Friday, May 22, 2015

K'nex K-Force Dart Initial Test

This is the dart introduced by K'nex Brands, LLC along with the new K-Force Build and Blast line.

30-round pack with target, purchased at a TRU in Orlando, Florida in late May 2015.


I will begin by noting that other nerfers have had mixed results. Darts included with other K-Force products and darts sent by K'nex PR have not given anyone trouble, but these casepacks are another story, with accuracy issues and glue problems. I had some of that too.


The big innovation here is the tip design. As the market fills up with patents and customers demand higher performance, toy/stock/superstock dart tips are seeing a lot of new ideas. The Kforce dart's defining feature is this multilayered lattice structure to make an impact-absorbing tip without a hollow air-filled dome.


Like the "koosh" tip, these have been identified by the NIC as a potentially improved tip design, providing both safety and decent mass distribution.

Now onto the darts I received. I had 3 darts in this package with excess protruding glue.


As with the recent koosh order of mine, these are exceedingly difficult to deflash. The tip tends to remove cleanly upon trying.
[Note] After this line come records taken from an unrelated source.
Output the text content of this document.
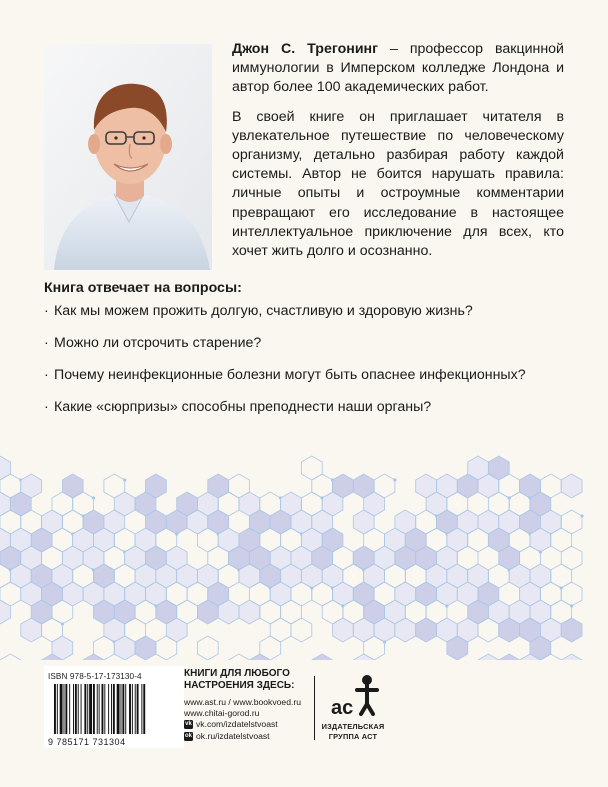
Джон С. Трегонинг – профессор вакцинной иммунологии в Имперском колледже Лондона и автор более 100 академических работ.

В своей книге он приглашает читателя в увлекательное путешествие по человеческому организму, детально разбирая работу каждой системы. Автор не боится нарушать правила: личные опыты и остроумные комментарии превращают его исследование в настоящее интеллектуальное приключение для всех, кто хочет жить долго и осознанно.

Книга отвечает на вопросы:
· Как мы можем прожить долгую, счастливую и здоровую жизнь?
· Можно ли отсрочить старение?
· Почему неинфекционные болезни могут быть опаснее инфекционных?
· Какие «сюрпризы» способны преподнести наши органы?
ISBN 978-5-17-173130-4
9 785171 731304
КНИГИ ДЛЯ ЛЮБОГО НАСТРОЕНИЯ ЗДЕСЬ:
www.ast.ru / www.bookvoed.ru
www.chitai-gorod.ru
vk vk.com/izdatelstvoast
ok ok.ru/izdatelstvoast
ac
ИЗДАТЕЛЬСКАЯ ГРУППА АСТ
The tip is thermoplastic elastomer. It is slicker than recent Hasbro dome tips. No magazine feed issues were encountered.

Foam length is about 1mm longer than a typical Hasbro full length dome tip dart (ZS Elite shown). This caused no issues with magfed guns in the test. I have no working revolvers to test, but in some borderline cases, these may have to be trimmed slightly.
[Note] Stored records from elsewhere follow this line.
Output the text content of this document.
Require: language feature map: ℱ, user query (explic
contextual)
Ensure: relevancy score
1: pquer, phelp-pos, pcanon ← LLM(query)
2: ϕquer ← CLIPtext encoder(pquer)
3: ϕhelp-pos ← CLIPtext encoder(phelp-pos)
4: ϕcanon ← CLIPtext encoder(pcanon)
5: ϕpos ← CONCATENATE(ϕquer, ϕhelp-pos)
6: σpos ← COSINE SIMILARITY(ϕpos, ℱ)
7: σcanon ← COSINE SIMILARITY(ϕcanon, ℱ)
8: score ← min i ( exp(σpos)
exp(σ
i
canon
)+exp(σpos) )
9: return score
L-R: May 2015 Yutoys koosh; Kforce; ZS Elite.

The foam on these is nearly identical to typical Hasbro foam of the last 2 years, including bore size and stiffness.


No barrel issues.


Now, getting to the test shoot.

I am steadily losing generic test guns to configuration changes and arsenal downsizing. Also, I have received negative feedback about sample sizes. Unfortunately, I cannot afford what it takes to be statistically proper about every single test. I cannot afford 50 elites every 2 guns, which are darts I do not want to own after I am done chronographing. For dart testing shoots, I cannot afford to go out and buy 50+ rounds of something new and untested like these.

Taking these pressures into account, I have changed the superstock dart test shoot protocol to preserve maximum player relevance and supply more shots per gun without a cost increase to me. There are now two test gun classes - a superstock magfed flywheel gun, and a superstock Hasbro springer with a stock bolt. These cover all the demands of most primaries. The string length is 20 shots, the number of darts used is 20, and each gun shoots twice in alternation.

This provides 40 shots per platform as well as a rough indication of any rapid aging problems with the darts over the course of 2 flywheel and 2 spring shots each. Since the flywheel and springer critical areas of the dart are at opposite ends of the foam, the effects on the opposite platform apart from handling and loading are minimized.

Chrono session

Here it is the Tacmod 2.1 prototype and the Retaliator Hammer.

The results were interesting. Both platforms dropped velocity and increased in variability in their second run. More worrisome, however, were several garbage flywheel shots after the darts were used.

Note in the Tacmod string, several poorly placed shots that did not trigger the chrono caused me to have to reuse fired darts early (the grey shots in the spreadsheet), and you can see how the velocity went down as soon as they were fired a single time. That is disappointing.


Quick accuracy observations: A small pizza box was placed 30 feet away and shot at 10 times with the TM2.1. This is NOT a human silhouette test or effective range indication, it is only to judge stability by the dispersion at relatively close range.

Kforce (some used): 6 hits.

Feb '15 Yutoys koosh (used): 4 hits.

May '15 Yutoys koosh (some used, most reglued): 6 hits. Hard hits, too.



In all these are another mixed bag at this point. Despite finding quality issues, the accuracy at superstock velocities is not shabby. However, the rapid performance drop is unfortunate, and the dud flywheel shots potentially a killer flaw of this tip design.

As is usual, I will field these and report on their viability.